It has been a tough week for those of us who work at The Parkersburg News and Sentinel.
On Wednesday morning, we received the shocking news that our long-time executive editor, Jim Smith, had passed away.
Just hours before I was sitting in Jim's office discussing both business and pleasure, including talk of his twin grandsons, which always brought a smile to his face and a bubbly enthusiasm to his demeanor.
I've worked for dozens of editors and publishers over the past 37 years and Jim Smith is perhaps the most memorable.
He was old school. He learned the ropes by being a police reporter.
There's perhaps no better way to learn this business than from the ground up.
It teaches you not only the importance of accuracy, but also that you must develop relationships with those you cover, for being a newspaper person involves trust.

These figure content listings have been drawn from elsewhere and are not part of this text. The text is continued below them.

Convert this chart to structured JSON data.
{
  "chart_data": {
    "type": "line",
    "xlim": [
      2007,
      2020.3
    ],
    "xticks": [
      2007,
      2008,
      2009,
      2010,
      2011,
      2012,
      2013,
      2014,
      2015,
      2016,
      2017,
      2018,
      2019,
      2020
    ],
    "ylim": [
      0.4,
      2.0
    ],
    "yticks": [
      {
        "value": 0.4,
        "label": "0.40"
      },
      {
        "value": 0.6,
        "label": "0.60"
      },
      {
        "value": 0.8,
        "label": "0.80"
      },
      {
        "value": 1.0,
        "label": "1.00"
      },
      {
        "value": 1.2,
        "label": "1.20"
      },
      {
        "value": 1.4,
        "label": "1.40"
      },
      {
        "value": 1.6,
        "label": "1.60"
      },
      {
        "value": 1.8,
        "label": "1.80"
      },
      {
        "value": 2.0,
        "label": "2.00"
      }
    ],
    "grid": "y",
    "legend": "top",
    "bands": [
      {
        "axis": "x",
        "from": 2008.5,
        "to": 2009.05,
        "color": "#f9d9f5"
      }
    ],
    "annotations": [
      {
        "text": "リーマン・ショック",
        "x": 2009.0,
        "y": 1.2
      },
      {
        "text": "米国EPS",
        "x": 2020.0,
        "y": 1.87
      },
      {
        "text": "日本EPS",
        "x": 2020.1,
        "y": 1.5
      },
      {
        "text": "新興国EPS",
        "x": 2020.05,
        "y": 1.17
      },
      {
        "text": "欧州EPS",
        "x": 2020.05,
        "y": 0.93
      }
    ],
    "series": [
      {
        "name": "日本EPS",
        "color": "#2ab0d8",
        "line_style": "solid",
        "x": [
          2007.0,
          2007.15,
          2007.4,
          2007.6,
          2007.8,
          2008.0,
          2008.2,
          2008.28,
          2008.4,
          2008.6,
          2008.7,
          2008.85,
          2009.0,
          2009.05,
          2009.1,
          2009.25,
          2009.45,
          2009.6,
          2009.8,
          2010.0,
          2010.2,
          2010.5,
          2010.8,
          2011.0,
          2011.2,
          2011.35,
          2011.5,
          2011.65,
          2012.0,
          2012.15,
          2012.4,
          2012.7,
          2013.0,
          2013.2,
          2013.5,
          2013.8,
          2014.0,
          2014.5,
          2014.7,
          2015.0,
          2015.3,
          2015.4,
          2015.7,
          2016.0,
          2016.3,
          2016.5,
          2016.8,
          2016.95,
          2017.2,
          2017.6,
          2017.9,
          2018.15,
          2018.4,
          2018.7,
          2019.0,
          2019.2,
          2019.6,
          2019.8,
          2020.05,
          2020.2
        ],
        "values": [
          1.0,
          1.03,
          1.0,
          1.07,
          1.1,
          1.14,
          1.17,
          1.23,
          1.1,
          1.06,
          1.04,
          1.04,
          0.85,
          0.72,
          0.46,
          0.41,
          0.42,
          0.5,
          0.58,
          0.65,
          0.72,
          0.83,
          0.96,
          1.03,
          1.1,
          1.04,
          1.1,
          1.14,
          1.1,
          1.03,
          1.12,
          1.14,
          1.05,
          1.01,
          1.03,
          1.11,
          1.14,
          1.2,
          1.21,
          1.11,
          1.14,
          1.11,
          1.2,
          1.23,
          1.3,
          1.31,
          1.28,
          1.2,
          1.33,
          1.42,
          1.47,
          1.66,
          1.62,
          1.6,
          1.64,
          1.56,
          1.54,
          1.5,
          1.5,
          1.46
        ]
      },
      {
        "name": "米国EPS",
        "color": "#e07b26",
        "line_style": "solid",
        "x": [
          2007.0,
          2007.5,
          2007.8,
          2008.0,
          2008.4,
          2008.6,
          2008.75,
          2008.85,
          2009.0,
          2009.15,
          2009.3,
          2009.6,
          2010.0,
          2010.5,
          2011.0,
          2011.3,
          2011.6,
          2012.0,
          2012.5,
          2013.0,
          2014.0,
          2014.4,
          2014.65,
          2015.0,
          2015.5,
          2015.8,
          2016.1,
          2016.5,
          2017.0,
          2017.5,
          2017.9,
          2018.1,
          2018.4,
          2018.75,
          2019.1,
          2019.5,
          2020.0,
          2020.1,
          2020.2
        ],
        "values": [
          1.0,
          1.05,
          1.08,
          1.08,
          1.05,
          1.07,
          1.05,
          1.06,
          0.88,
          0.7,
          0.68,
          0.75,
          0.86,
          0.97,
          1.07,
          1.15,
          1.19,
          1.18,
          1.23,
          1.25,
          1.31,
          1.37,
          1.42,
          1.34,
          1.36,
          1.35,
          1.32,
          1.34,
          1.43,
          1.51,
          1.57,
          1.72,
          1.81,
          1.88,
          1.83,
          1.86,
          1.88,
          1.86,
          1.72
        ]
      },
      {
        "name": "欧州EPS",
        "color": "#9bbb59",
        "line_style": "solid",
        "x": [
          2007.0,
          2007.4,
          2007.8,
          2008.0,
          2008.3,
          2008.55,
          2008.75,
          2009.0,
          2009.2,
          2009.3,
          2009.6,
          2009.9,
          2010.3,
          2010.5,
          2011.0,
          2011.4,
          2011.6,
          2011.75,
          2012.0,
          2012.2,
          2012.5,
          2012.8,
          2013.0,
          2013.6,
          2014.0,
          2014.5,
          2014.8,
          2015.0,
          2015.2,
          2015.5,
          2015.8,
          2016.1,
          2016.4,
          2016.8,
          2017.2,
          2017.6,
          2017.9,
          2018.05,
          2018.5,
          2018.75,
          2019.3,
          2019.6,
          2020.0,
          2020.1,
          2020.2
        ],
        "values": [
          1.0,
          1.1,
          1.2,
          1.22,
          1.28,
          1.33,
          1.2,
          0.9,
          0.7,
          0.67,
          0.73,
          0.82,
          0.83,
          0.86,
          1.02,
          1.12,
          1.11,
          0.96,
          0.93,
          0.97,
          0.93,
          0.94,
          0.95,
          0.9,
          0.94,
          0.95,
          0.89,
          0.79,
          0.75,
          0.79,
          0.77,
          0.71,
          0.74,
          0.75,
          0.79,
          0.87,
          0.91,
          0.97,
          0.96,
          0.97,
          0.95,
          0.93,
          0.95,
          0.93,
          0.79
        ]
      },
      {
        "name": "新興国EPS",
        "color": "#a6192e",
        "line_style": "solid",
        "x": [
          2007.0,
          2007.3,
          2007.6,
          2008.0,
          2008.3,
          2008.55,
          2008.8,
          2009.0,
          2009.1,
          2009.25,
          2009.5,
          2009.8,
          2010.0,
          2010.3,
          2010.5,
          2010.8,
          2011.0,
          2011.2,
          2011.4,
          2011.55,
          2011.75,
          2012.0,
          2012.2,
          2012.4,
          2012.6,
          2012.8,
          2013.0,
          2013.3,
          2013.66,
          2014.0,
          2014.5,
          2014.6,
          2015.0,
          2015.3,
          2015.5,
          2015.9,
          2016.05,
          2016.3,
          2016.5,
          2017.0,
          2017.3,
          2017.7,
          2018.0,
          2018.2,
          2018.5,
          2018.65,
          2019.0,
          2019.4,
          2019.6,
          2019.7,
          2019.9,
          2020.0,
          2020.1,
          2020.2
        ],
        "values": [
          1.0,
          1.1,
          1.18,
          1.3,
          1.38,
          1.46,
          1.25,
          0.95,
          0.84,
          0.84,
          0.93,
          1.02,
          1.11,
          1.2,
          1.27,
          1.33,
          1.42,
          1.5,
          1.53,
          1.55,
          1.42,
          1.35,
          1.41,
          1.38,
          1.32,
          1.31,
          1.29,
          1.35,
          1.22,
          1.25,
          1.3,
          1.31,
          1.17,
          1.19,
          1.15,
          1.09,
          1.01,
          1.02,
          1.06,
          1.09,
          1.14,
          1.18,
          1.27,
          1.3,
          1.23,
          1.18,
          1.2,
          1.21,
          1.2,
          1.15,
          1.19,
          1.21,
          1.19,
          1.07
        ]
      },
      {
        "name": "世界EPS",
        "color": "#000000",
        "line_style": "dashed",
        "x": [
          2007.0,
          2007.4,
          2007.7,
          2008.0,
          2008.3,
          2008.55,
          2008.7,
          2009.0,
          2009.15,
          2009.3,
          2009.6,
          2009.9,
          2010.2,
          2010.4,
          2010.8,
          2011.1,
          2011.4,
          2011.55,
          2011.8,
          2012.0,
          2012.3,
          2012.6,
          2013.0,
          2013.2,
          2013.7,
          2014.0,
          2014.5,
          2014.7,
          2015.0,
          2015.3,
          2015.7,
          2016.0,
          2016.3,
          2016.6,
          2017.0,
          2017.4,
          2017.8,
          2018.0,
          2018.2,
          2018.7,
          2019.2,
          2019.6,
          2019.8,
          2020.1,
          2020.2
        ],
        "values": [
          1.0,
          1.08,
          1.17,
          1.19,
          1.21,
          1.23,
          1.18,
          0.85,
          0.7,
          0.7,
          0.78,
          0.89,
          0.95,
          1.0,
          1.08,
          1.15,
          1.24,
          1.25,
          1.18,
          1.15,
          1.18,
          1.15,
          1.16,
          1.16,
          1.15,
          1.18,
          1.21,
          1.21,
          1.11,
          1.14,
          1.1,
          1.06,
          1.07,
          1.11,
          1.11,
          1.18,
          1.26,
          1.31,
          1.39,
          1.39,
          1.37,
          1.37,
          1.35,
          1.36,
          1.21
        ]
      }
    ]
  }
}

Like anyone else who excels at what they do, Jim had good instincts.
He knew what was a good story, and what wasn't.
While he wasn't from Parkersburg, it didn't take him long to become one of us and to get involved in community affairs, both as an interested citizen who belonged to several fraternal organizations as well as a newspaper editor who wasn't afraid to take a stand on controversial issues in the hopes of making this a better place to live.
Jim was the first to arrive at the paper each day, usually coming through the door at 7 a.m.
He wouldn't leave until his last task was accomplished.
That usually meant the minimum of a 10-hour day. He knew being an editor meant long hours and little praise. Yet, he took pride in his work and in our product.
Jim and I didn't always agree. I lost a lot of 1-to-1 votes since he outranked me. But more often than not, once I tried things his way, I could see that it was indeed the better way.
Jim was a good writer, not to mention one that wasn't afraid to take a courageous and sometimes unpopular stand.
He had the courage to take on public officials, knowing in doing so he would incur their wrath as well as the wrath of their fervent supporters.
While some editors don't grasp the impact of sports on society, Jim not only understood, but he himself loved sports, especially Ohio State University and the Pittsburgh Pirates.
"Go Bucs!" he would say as he left the newspaper office when either the Buckeyes or the Buccos were playing that night.
Of course, if they lost, he might be greeted by a copy of the article about the game being taped to his office door the next morning.
Jim was more than just my boss.
He was my friend and my mentor.
Even though the newsroom remains a bustling place, it seems empty without his presence.